Alors, messieurs les bandits, tirez une bonne leçon de cette histoire: la prochaine fois que vous volerez une banque et que vous vous ferez pogner par la police, haussez les épaules et remettez votre argent. Les flics vous relâcheront aussitôt, après vous avoir chaleureusement serré la main.
Son sens de l’amitié
Fidèle en amitié comme en affaires, madame Charest a toujours entretenu de solides liens avec Jean Chrétien, n’hésitant pas à contribuer généreusement à sa caisse électorale lorsque le premier ministre passait le chapeau. Tout ça, pour la simple beauté du geste.

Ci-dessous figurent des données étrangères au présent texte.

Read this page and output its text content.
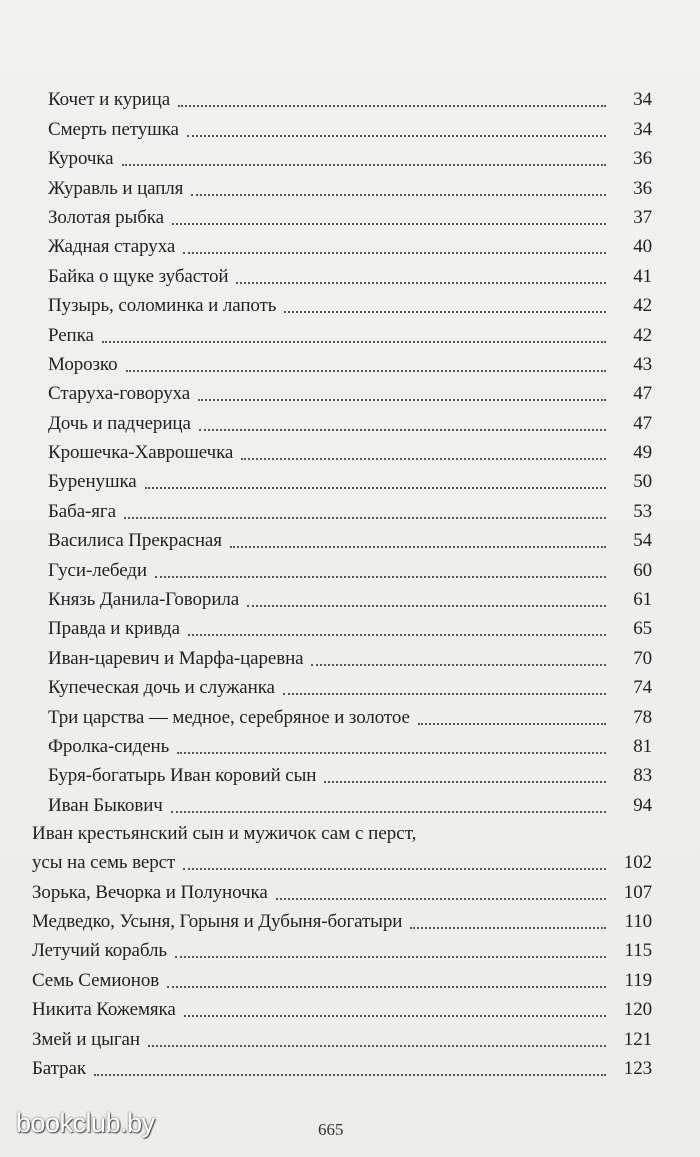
Кочет и курица	34
Смерть петушка	34
Курочка	36
Журавль и цапля	36
Золотая рыбка	37
Жадная старуха	40
Байка о щуке зубастой	41
Пузырь, соломинка и лапоть	42
Репка	42
Морозко	43
Старуха-говоруха	47
Дочь и падчерица	47
Крошечка-Хаврошечка	49
Буренушка	50
Баба-яга	53
Василиса Прекрасная	54
Гуси-лебеди	60
Князь Данила-Говорила	61
Правда и кривда	65
Иван-царевич и Марфа-царевна	70
Купеческая дочь и служанка	74
Три царства — медное, серебряное и золотое	78
Фролка-сидень	81
Буря-богатырь Иван коровий сын	83
Иван Быкович	94
Иван крестьянский сын и мужичок сам с перст,
усы на семь верст	102
Зорька, Вечорка и Полуночка	107
Медведко, Усыня, Горыня и Дубыня-богатыри	110
Летучий корабль	115
Семь Семионов	119
Никита Кожемяка	120
Змей и цыган	121
Батрак	123
665
bookclub.by
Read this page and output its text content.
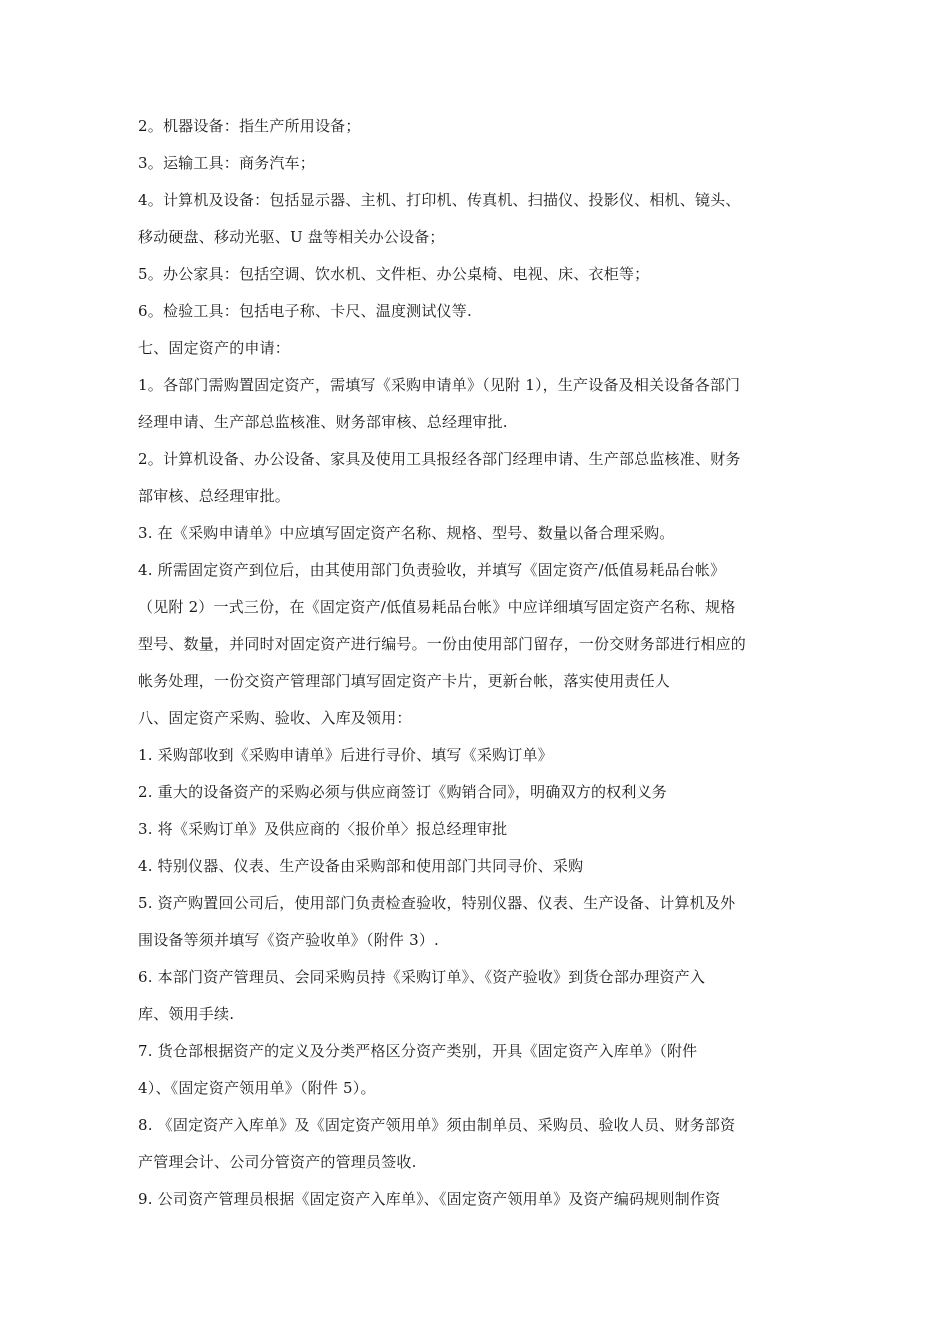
2。机器设备：指生产所用设备；
3。运输工具：商务汽车；
4。计算机及设备：包括显示器、主机、打印机、传真机、扫描仪、投影仪、相机、镜头、
移动硬盘、移动光驱、U 盘等相关办公设备；
5。办公家具：包括空调、饮水机、文件柜、办公桌椅、电视、床、衣柜等；
6。检验工具：包括电子称、卡尺、温度测试仪等.
七、固定资产的申请：
1。各部门需购置固定资产，需填写《采购申请单》（见附 1），生产设备及相关设备各部门
经理申请、生产部总监核准、财务部审核、总经理审批.
2。计算机设备、办公设备、家具及使用工具报经各部门经理申请、生产部总监核准、财务
部审核、总经理审批。
3. 在《采购申请单》中应填写固定资产名称、规格、型号、数量以备合理采购。
4. 所需固定资产到位后，由其使用部门负责验收，并填写《固定资产/低值易耗品台帐》
（见附 2）一式三份，在《固定资产/低值易耗品台帐》中应详细填写固定资产名称、规格
型号、数量，并同时对固定资产进行编号。一份由使用部门留存，一份交财务部进行相应的
帐务处理，一份交资产管理部门填写固定资产卡片，更新台帐，落实使用责任人
八、固定资产采购、验收、入库及领用：
1. 采购部收到《采购申请单》后进行寻价、填写《采购订单》
2. 重大的设备资产的采购必须与供应商签订《购销合同》，明确双方的权利义务
3. 将《采购订单》及供应商的〈报价单〉报总经理审批
4. 特别仪器、仪表、生产设备由采购部和使用部门共同寻价、采购
5. 资产购置回公司后，使用部门负责检查验收，特别仪器、仪表、生产设备、计算机及外
围设备等须并填写《资产验收单》（附件 3）.
6. 本部门资产管理员、会同采购员持《采购订单》、《资产验收》到货仓部办理资产入
库、领用手续.
7. 货仓部根据资产的定义及分类严格区分资产类别，开具《固定资产入库单》（附件
4）、《固定资产领用单》（附件 5）。
8. 《固定资产入库单》及《固定资产领用单》须由制单员、采购员、验收人员、财务部资
产管理会计、公司分管资产的管理员签收.
9. 公司资产管理员根据《固定资产入库单》、《固定资产领用单》及资产编码规则制作资
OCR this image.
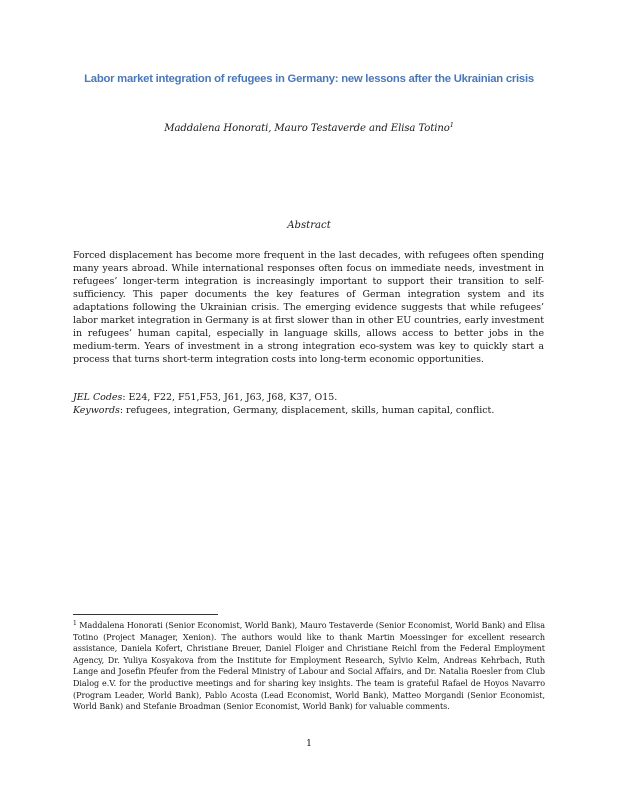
Labor market integration of refugees in Germany: new lessons after the Ukrainian crisis
Maddalena Honorati, Mauro Testaverde and Elisa Totino$^1$
Abstract
Forced displacement has become more frequent in the last decades, with refugees often spending many years abroad. While international responses often focus on immediate needs, investment in refugees’ longer-term integration is increasingly important to support their transition to self-sufficiency. This paper documents the key features of German integration system and its adaptations following the Ukrainian crisis. The emerging evidence suggests that while refugees’ labor market integration in Germany is at first slower than in other EU countries, early investment in refugees’ human capital, especially in language skills, allows access to better jobs in the medium-term. Years of investment in a strong integration eco-system was key to quickly start a process that turns short-term integration costs into long-term economic opportunities.
JEL Codes: E24, F22, F51,F53, J61, J63, J68, K37, O15.
Keywords: refugees, integration, Germany, displacement, skills, human capital, conflict.
$^1$ Maddalena Honorati (Senior Economist, World Bank), Mauro Testaverde (Senior Economist, World Bank) and Elisa Totino (Project Manager, Xenion). The authors would like to thank Martin Moessinger for excellent research assistance, Daniela Kofert, Christiane Breuer, Daniel Floiger and Christiane Reichl from the Federal Employment Agency, Dr. Yuliya Kosyakova from the Institute for Employment Research, Sylvio Kelm, Andreas Kehrbach, Ruth Lange and Josefin Pfeufer from the Federal Ministry of Labour and Social Affairs, and Dr. Natalia Roesler from Club Dialog e.V. for the productive meetings and for sharing key insights. The team is grateful Rafael de Hoyos Navarro (Program Leader, World Bank), Pablo Acosta (Lead Economist, World Bank), Matteo Morgandi (Senior Economist, World Bank) and Stefanie Broadman (Senior Economist, World Bank) for valuable comments.
1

Vous me direz que Micheline Charest a commis ces actes en 1999 et en 2000, et que cela ne la qualifie pas pour être nommée personnalité de l’année 2002. C’est oublier toute l’influence que la cofondatrice de CINAR a eue auprès de ses pairs. Comme les valeureux cow-boys qui ont conquis l’Ouest américain, madame Charest a ouvert la voie et montré à tous les opportunistes du pays qu’il valait mieux être riche et crosseur que pauvre et honnête.
Dire que pendant ce temps, le magazine Time décerne son titre de personnalité de l’année à trois femmes qui ont dénoncé des fraudes… Pourquoi récompenser des critiques amers qui surfent sur les succès des autres, alors qu’on peut couronner les créateurs eux-mêmes?